Как сказано выше, эта водная артерия, пронизывающая богатейшие земли Западной Африки и доходящая почти до самой Сахары, еще в восемнадцатом веке была неведома европейцам. Они знали, что в этой части Черного континента существует какая-то таинственная река. Но какая именно? Геродот слыхал о ней от греков, живших в Кирене, однако счел Нигер притоком Нила. В более поздние времена географы решили, что Нигер впадает в озеро Чад.

Доказательства его существования были получены лишь в 1795 году. Доставил их смелый шотландец по имени Мунго Парк. Его небольшая экспедиция с неимоверными усилиями прибыла в царство Бамбара. Мунго Парк первым из европейцев воочию увидел величественную реку.

Второй раз он вернулся туда в 1797 году вместе со своим шурином Александром Скоттом, но на сей раз ему не повезло. Сначала ряды экспедиции прореживает лихорадка, затем их лодку атакуют негры, она тонет, а несчастного первооткрывателя и его спутников убивают.

В 1822 году англичанин, майор Ленг, предпринимает новую попытку и добирается до гор Конго, где находятся истоки реки. Пять лет спустя он повторил свое путешествие, но угодил к туарегским фанатикам. Те предложили ему перейти в магометанство, а когда майор гордо отказался, задушили его.

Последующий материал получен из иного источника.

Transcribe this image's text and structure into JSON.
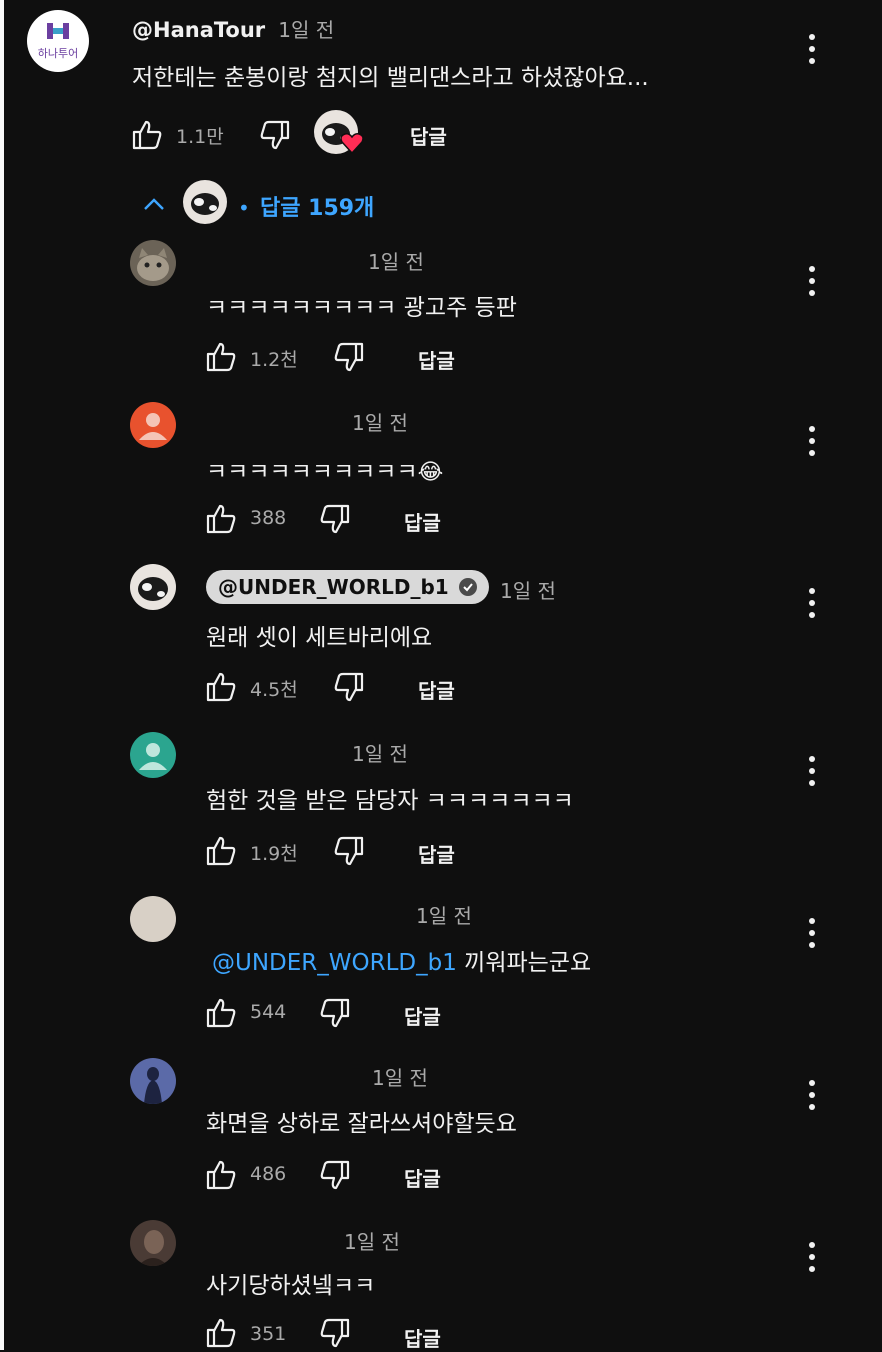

Французу Рене Кайе повезло больше. Он в одиночку, без чьей-либо помощи, проявив чудеса героизма, пересек Сахару и, притворившись арабом, первым посетил Тимбукту. С 1827 по 1828 год исследовал Нигер, вновь преодолел пустыню и вернулся на родину, заработав десять тысяч франков от Парижского географического общества.